Seared Ahi Tuna Salad (Printable Version)

Sesame crusted ahi on greens, avocado, cucumber, and veggies with a lively sesame ginger dressing.

# Ingredients:

→ Sesame Ginger Dressing

01 - 37 ml olive oil
02 - 15 ml toasted sesame oil
03 - 30 ml rice vinegar
04 - 22 ml maple syrup or honey
05 - 15 ml miso paste
06 - 15 ml soy sauce or gluten-free liquid amino acids
07 - 15 ml water
08 - 2 teaspoons ginger paste or finely grated fresh ginger
09 - 0.25–0.5 teaspoon wasabi paste, optional, more to taste
10 - Pinch of salt and black pepper

→ Seared Ahi Tuna

11 - 340–454 grams sushi grade ahi tuna (saku block preferred)
12 - 15 ml soy sauce or gluten-free liquid aminos
13 - 45 ml sesame seeds (black, white, or both)
14 - 5 ml granulated garlic powder or onion powder
15 - 3.5 ml kosher salt
16 - 5 ml freshly cracked black pepper
17 - 5 ml sugar
18 - 5 ml dried thyme
19 - High heat oil or olive oil, for searing

→ Salad

20 - 120 grams fresh mixed greens (arugula, baby spinach, or spring mix)
21 - 225 ml English cucumber, sliced
22 - 250–500 ml carrots, grated or cut into matchsticks (or substitute with purple cabbage or both)
23 - 120 ml radishes, thinly sliced
24 - 240 ml shelled edamame, adjust as needed
25 - 120 ml fresh cilantro leaves or sliced scallions
26 - 1 large avocado, sliced
27 - 1 handful sunflower sprouts or microgreens
28 - Pickled ginger, optional for garnish

# Steps:

01 - Combine olive oil, sesame oil, rice vinegar, maple syrup or honey, miso paste, soy sauce, water, and ginger in a small jar. Whisk or blend with an immersion blender until smooth. Season with salt, black pepper, and wasabi paste to taste. Refrigerate until use.
02 - Wash and prepare all vegetables: slice cucumber and radishes, grate or julienne carrots, chop cilantro or scallions, and set aside microgreens and pickled ginger.
03 - In a wide bowl, mix sesame seeds, kosher salt, black pepper, sugar, garlic powder, and dried thyme. Brush tuna on all sides with soy sauce.
04 - Press tuna firmly into the sesame seed mixture, coating all surfaces evenly.
05 - Heat oil in a large skillet over medium-high heat. When oil is hot, carefully add tuna and sear 1–2 minutes per side until golden and crusted on all sides. Remove and let rest on paper towels for 5 minutes.
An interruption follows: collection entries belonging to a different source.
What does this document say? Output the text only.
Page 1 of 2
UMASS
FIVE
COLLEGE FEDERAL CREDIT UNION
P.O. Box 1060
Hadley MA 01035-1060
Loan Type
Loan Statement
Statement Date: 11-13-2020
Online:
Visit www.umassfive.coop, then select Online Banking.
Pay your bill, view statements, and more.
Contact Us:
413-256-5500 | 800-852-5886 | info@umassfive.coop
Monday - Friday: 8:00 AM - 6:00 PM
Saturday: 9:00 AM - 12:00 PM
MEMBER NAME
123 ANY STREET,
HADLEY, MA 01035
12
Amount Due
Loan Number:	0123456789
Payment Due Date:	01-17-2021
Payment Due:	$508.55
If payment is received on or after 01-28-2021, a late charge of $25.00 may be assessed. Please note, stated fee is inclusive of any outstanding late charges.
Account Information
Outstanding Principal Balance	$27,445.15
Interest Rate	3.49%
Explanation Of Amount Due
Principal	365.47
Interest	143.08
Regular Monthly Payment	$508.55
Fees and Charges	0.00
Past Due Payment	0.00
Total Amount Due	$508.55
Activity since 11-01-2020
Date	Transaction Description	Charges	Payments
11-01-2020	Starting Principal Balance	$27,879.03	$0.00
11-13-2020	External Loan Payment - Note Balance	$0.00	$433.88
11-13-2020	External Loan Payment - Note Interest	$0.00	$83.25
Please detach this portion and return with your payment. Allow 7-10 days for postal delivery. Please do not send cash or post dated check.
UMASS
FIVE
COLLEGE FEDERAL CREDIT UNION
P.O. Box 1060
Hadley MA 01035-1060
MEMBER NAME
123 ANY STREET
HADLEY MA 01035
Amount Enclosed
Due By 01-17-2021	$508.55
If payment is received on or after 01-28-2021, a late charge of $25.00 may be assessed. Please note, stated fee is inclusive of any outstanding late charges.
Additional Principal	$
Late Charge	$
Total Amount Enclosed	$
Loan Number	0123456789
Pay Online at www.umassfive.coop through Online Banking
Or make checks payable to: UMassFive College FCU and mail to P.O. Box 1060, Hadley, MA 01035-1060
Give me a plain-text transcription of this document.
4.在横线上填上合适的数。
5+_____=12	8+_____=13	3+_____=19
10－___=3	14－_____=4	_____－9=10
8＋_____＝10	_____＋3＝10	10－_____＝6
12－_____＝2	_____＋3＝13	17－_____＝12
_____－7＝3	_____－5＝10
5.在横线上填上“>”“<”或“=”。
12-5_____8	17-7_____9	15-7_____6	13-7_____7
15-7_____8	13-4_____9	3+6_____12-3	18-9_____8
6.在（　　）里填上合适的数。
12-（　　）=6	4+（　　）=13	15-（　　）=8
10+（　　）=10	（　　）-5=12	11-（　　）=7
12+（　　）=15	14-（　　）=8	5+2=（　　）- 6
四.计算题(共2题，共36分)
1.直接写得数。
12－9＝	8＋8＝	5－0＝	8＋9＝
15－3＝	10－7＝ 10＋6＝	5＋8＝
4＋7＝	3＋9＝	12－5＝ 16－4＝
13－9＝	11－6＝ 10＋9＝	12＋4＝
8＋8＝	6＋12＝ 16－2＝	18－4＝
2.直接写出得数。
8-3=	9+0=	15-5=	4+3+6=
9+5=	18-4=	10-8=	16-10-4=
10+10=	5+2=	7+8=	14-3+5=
Slice thinly into 6 mm slices.
06 - In a large bowl, combine mixed greens, cucumber, edamame, carrots, cabbage, radishes, and cilantro. Drizzle lightly with sesame ginger dressing and toss to coat.
07 - Divide salad among four plates. Top each with sliced seared ahi, avocado, sunflower sprouts, and optional pickled ginger. Serve immediately.

# Notes:

01 - Leftover seared ahi can be stored for up to three days in an airtight container in the refrigerator. Dressing keeps up to one week.